Im Bericht enthalten, aber als abweichend und ergänzend ausgewiesen sind die Positionen der in der Kommission vertretenen Gewerkschaften IGM, ver.di, IG BCE, IG BAU sowie des DGB. Die dort aufgeführten Positionen beinhalten bereits eine grundsätzliche und weitreichende Kritik an den Vorschlägen des Berichts. Es wird deutlich, dass der Bericht alles andere als einen breiten gesellschaftlichen Konsens abbildet. Die Kritik der Gewerkschaften ist zutreffend, die Auseinandersetzung damit wird empfohlen.
Im Folgenden wird die Kritik von Gemeingut in BürgerInnenhand an dem Vorschlag für eine Infrastrukturgesellschaft für die Bundesfernstraßen zusammengefasst, die die Vorschläge der Gewerkschaften teilweise ausführen, teilweise ergänzen.

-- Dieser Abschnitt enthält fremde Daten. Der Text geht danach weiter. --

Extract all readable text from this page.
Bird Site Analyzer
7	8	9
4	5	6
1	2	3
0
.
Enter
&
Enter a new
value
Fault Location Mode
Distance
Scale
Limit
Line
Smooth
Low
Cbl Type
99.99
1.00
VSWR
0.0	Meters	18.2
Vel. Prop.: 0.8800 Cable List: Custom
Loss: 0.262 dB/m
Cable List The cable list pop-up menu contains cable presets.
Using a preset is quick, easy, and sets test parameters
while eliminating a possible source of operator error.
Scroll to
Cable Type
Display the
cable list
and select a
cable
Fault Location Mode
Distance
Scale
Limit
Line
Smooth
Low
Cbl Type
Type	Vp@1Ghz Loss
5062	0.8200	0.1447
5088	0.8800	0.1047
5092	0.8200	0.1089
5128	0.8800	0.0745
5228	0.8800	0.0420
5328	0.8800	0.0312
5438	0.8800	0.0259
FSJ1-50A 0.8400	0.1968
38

Die Annahmen und Schlussfolgerungen der Fratzscher-Kommission sind verkehrspolitisch rückständig. Man geht dort zum einen von „Mobilität als zentraler Voraussetzung für die Wettbewerbsfähigkeit einer Volkswirtschaft“ aus, fokussiert sich im Bericht (der Investitionen insgesamt behandeln soll) jedoch auf den Bundesfernstraßenbau. Mobilität hat jedoch auch eine enorme Bedeutung in der Daseinsvorsorge, sie ist für viele Berufstätige elementar. Mobilität umfasst auch die lebensrettende Funktion von Verkehrsinfrastrukturen (Mobilität von Krankenwagen und Feuerwehren). Auch für die Teilhabe am sozialen Leben ist Mobilität erforderlich. Verkehrsinfrastruktur ist somit weit mehr als ein Standortvorteil. Sie wird aber auch aus weit mehr als nur aus den Bundesfernstraßen gebildet. Die alleinige Beschränkung auf die Bundesfernstraßen wird im Fratzscher-Bericht mit deren „besonderer“ bzw. „zentraler“ Bedeutung“ begründet. Mehr oder weniger offen wird an anderer Stelle zugegeben, dass der zentrale Zweck der Bundesfernstraßen-Infrastrukturgesellschaft die Umgehung von Schuldenregeln[18] ist. Gleichzeitig wird aber auf diesem Wege jedoch der schädliche Straßen(neu)bau auf Jahrzehnte zementiert, während für Bahn, ÖPNV, Fahrrad- und Fußverkehr kein Geld im Haushalt mehr übrig bleibt – für die gilt die Schuldenbremse ja weiterhin. Diese Betrachtung der Verkehrsinfrastruktur, die den erforderlichen Rückgang des Straßenverkehrs zugunsten der ökologischeren Alternativen ausblendet, konterkariert die zentralen Anliegen einer zukunftsfähigen Verkehrspolitik.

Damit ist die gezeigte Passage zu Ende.